A decisão foi tomada pela Segunda Câmara de Direito Privado, sob relatoria do desembargador Hélio Nishiyama, com presidência da desembargadora Maria Helena Gargaglione Póvoas.

Entenda o caso
Na ação, Emanuel Pinheiro alegou ter sido ofendido por declarações feitas por Fabio Garcia a veículos de imprensa em 14 de outubro de 2020, quando o então prefeito era candidato à reeleição. Na ocasião, o réu utilizou expressões como “prefeito corrupto” e afirmou que ele “estaria envergonhando Cuiabá”.

O autor sustentou que as falas extrapolaram o limite da crítica política e atingiram sua honra e imagem, pedindo indenização por danos morais no valor de R$ 50 mil.

Em primeira instância, o pedido foi julgado improcedente. O juiz entendeu que as manifestações ocorreram em contexto de embate eleitoral e foram dirigidas à gestão pública, não à intimidade pessoal do autor.

Liberdade de expressão prevaleceu
Ao analisar o recurso, o relator destacou que o caso exigia ponderação entre dois direitos fundamentais: a proteção à honra e à imagem (art. 5º, X, da Constituição Federal) e a liberdade de manifestação do pensamento (art. 5º, IV).

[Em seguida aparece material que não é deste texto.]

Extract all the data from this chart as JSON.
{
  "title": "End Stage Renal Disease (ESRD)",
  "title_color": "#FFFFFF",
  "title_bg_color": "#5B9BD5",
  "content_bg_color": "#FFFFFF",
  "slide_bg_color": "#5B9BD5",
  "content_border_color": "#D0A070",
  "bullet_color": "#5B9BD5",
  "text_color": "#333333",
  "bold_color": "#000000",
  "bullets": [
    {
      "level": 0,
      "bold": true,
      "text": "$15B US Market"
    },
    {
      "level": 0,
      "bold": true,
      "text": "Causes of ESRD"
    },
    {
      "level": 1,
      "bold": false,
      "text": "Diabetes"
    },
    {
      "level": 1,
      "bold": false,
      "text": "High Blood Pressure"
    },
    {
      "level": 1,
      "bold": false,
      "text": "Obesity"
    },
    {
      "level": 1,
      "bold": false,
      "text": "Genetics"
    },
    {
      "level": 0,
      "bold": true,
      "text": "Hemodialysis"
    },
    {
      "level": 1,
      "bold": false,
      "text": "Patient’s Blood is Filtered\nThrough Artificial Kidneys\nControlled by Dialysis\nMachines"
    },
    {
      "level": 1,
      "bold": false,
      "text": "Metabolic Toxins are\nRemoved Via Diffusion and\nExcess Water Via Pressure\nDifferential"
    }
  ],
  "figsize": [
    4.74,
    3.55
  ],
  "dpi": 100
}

Segundo o acórdão, as declarações foram feitas no calor do debate eleitoral de 2020, quando Fabio Garcia atuava como coordenador de campanha adversária. Para o colegiado, o debate político é, por natureza, marcado por críticas contundentes.

A decisão também ressaltou que figuras públicas e agentes políticos estão sujeitos a maior grau de escrutínio e devem tolerar críticas mais severas, conforme entendimento consolidado pelo Superior Tribunal de Justiça.
Termo “corrupto” foi considerado crítica política

O relator pontuou que, no contexto político, termos como “corrupto” podem assumir caráter de reprovação retórica, sem necessariamente configurar imputação específica de crime.
Para a configuração de calúnia, seria necessária a atribuição de fato determinado definido como crime, o que não ocorreu no caso. A Câmara entendeu que a manifestação se enquadrou no chamado animus criticandi, intenção de criticar, e não em intenção de caluniar.

Dessa forma, o colegiado concluiu que houve exercício regular do direito de expressão, hipótese que exclui a ilicitude, nos termos do artigo 188, inciso I, do Código Civil.
A decisão foi proferida em sessão realizada em Cuiabá no dia 11 de fevereiro de 2026.